Khalaf's documentary 'Gaza Shield'

Gaza Shield, completed in January 2011, focuses on how the web has become a new battlefield in the ongoing War on Peace. Hatred pours out from every corner of the Internet and Professor Tania Khalaf used her camera to look at three artists who seek to protest the electronic assault with their video game knowledge, peaceful activism, and creativity. In proving that everyone has the access and the tools to promote peace, Gaza Shield stands to celebrate a small video game that is nothing less than a giant victory in the War on Peace.

Most recently, Gaza Shield picked up the Special Jury Prize at the Beirut International Documentary Festival held in Beirut, Lebanon, which was held in late December 2011. The film was screened December 18 with Khalaf in attendance to for a Q&A session afterwards.

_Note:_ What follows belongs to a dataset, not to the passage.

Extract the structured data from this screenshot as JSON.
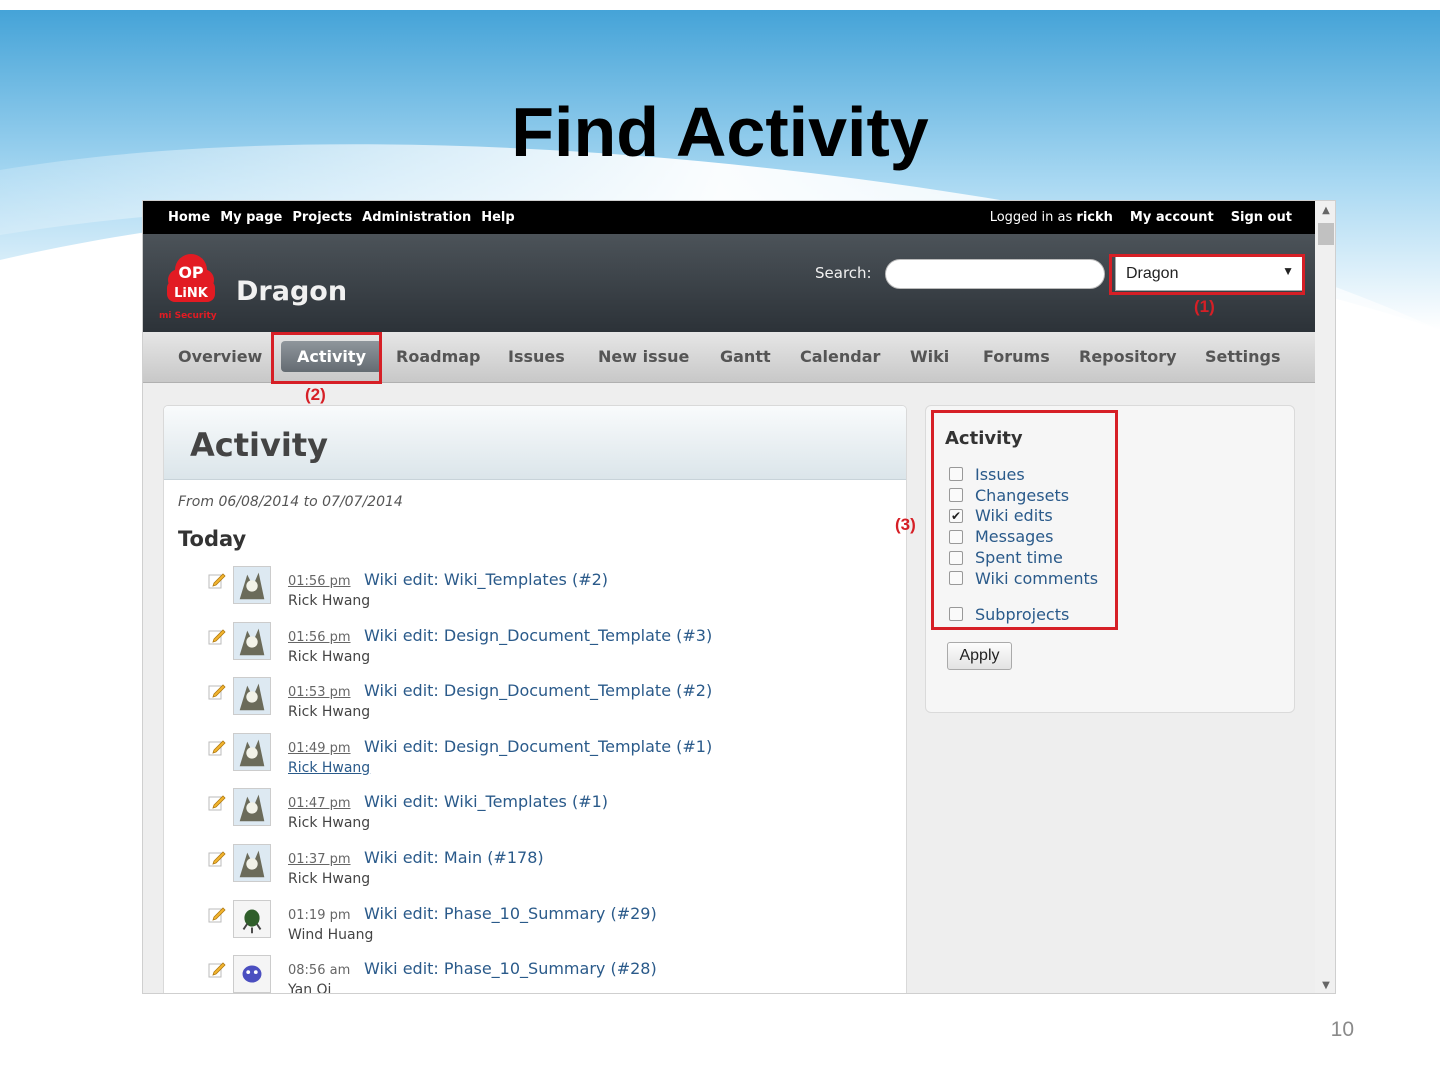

And one award was not enough -- Gaza Shield also received the Official Best of the Fest Award out of 30,000 short films and 7,000 feature films under consideration which puts Khalaf's documentary in the top 5% of indie films considered at the Beirut festival. During her trip to Lebanon, Khalaf was also interviewed on LBCI (Lebanese Broadcasting Corporation International) about Gaza Shield on December 12.

Also in December, Gaza Shield was shown at the Middle East Studies Association FilmFest in Washington, D.C.

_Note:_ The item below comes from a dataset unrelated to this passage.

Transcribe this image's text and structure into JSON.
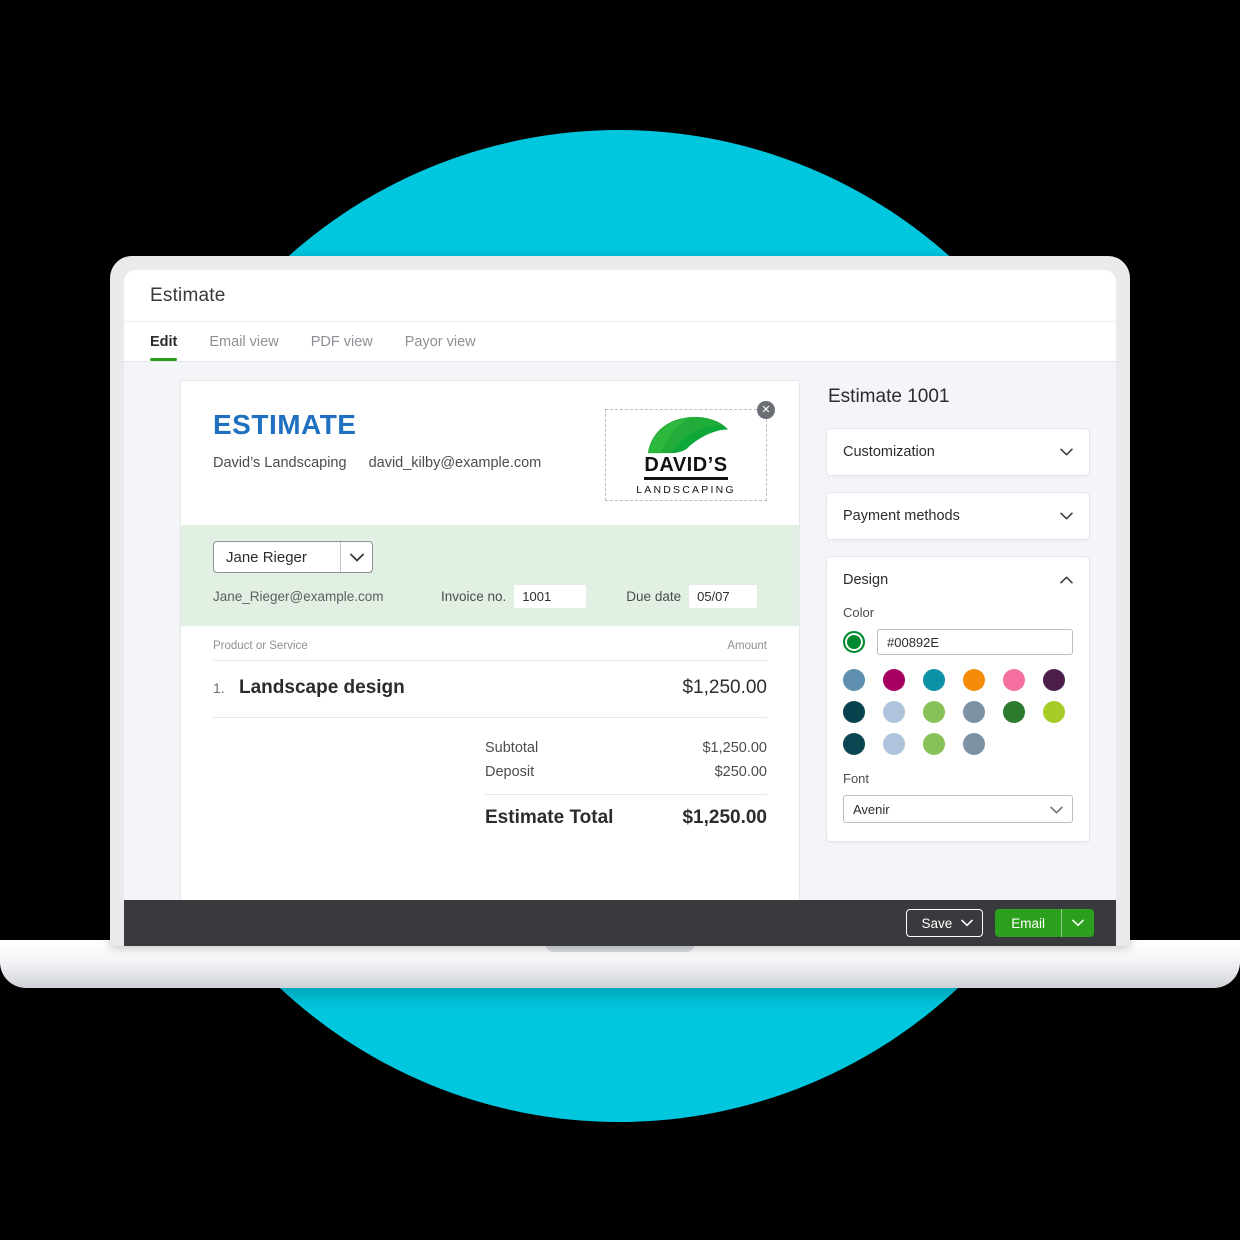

In November, Khalaf talked about her film on KFAI in Minneapolis when Gaza Shield was screened at the Twin Cities Arab Film Festival in Columbia Heights, Minnesota.

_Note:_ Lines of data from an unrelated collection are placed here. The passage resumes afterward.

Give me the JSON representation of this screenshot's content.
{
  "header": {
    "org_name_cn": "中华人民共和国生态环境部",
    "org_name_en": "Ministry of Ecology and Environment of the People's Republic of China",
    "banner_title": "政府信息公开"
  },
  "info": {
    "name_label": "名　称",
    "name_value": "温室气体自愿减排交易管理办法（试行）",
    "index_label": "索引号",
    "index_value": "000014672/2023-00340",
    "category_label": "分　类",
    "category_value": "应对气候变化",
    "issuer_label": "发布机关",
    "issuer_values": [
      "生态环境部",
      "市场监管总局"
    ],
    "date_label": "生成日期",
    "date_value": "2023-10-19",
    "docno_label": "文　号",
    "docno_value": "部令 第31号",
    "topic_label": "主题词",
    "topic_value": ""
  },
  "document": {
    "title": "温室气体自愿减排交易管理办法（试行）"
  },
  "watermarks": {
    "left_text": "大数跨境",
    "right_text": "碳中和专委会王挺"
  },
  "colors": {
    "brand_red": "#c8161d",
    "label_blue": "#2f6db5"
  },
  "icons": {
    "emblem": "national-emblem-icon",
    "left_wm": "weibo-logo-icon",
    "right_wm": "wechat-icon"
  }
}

Khalaf had wide-ranging screenings of Gaza Shield in October at the SF DocFest (San Francisco Documentary Festival) in San Francisco, California; the Hot Springs Documentary Film Festival in Hot Springs, Arkansas; and at UNT in cooperation with the Contemporary Arab and Muslim Cultural Studies Institute (CAMCSI). At UNT, Khalaf also participated in a panel discussion about the Arab Spring uprisings to examine the causes and predict what lies ahead in the Middle East with professors from political science, art history, international studies and sociology.

In September, Gaza Shield received the 2011 Humanitarian Award from the Third World Independent Film Festival in Silicon Valley, California; and was screened at the Salina DocFest, Festival internazionale del documentario narrativo in Salina, Italy along with DOCUTAH, the Southern Utah International Film Festival in St. George, Utah.

The University Film and Video Association held an August screening of Gaza Shield in Boston, Massachusetts, which followed the film's widespread July screenings in Australia as part of the Arab Film Festival in Sydney, Brisbane, Melbourne, Canberra, and Adelaide.